Former Australian discount supermarket chain

Food For Less was an Australian discount supermarket chain owned by Woolworths Group.

== History ==
It was established in Queensland, where a discount food barn chain operating as Jack the Slasher was acquired by Safeway and when Woolworths took over Safeway in 1990, the stores were positioned as low-cost locations that sold dry groceries and frozen perishables.

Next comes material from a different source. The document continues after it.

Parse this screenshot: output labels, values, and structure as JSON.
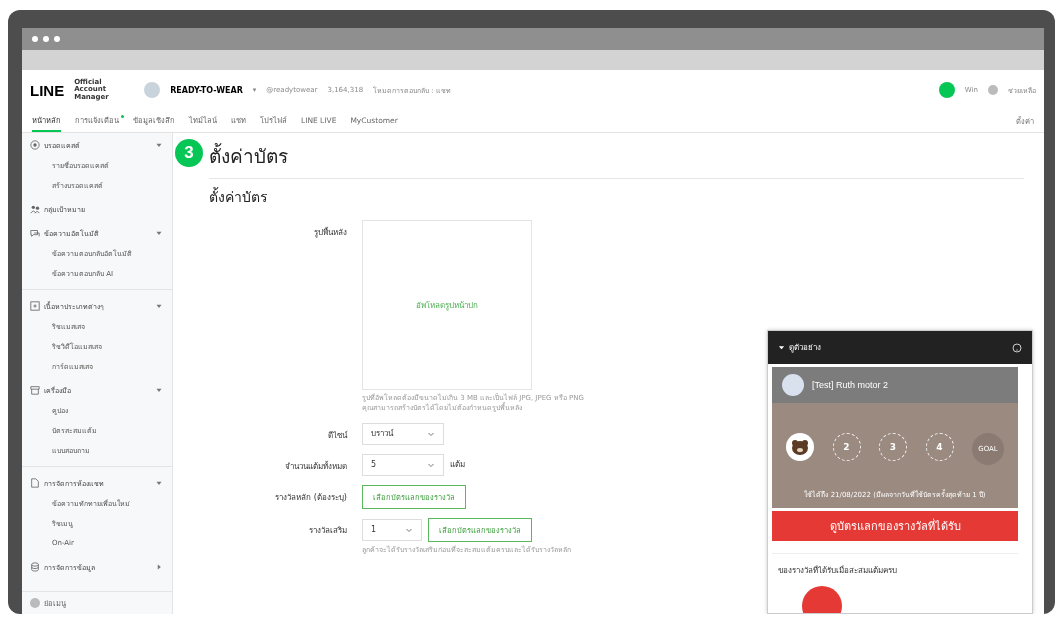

It later expanded into New South Wales and became the low-cost supermarket chain for Woolworths, competing with Franklins No Frills, Coles Myer's Bi-Lo and Aldi. The chain expanded when Woolworths purchased the Franklins stores in New South Wales and Queensland, and converted them to the Food For Less brand.

In 2010 Woolworths began to shut down the brand. The stores were either converted into regular Woolworths stores or closed. By 2019 the shutdown was complete and no more Food For Less stores exist. The market niche that Food For Less operated in was also filled by Aldi, which started business in 2001 and had 565 stores in Australia by 2019.

== Operations ==
The store in Port Macquarie, NSW closed on 5 April 2012, with the building earmarked for demolition in 2017. Hurstville NSW closed its doors in November 2015. Maryborough QLD closed its doors in November 2016. The store in Beresfield, NSW has since gone through a renewal and refurbishment and The Food for Less signs were taken down and current Woolworths signs put up in their place in 2018. The store at Roselands NSW closed in August 2018.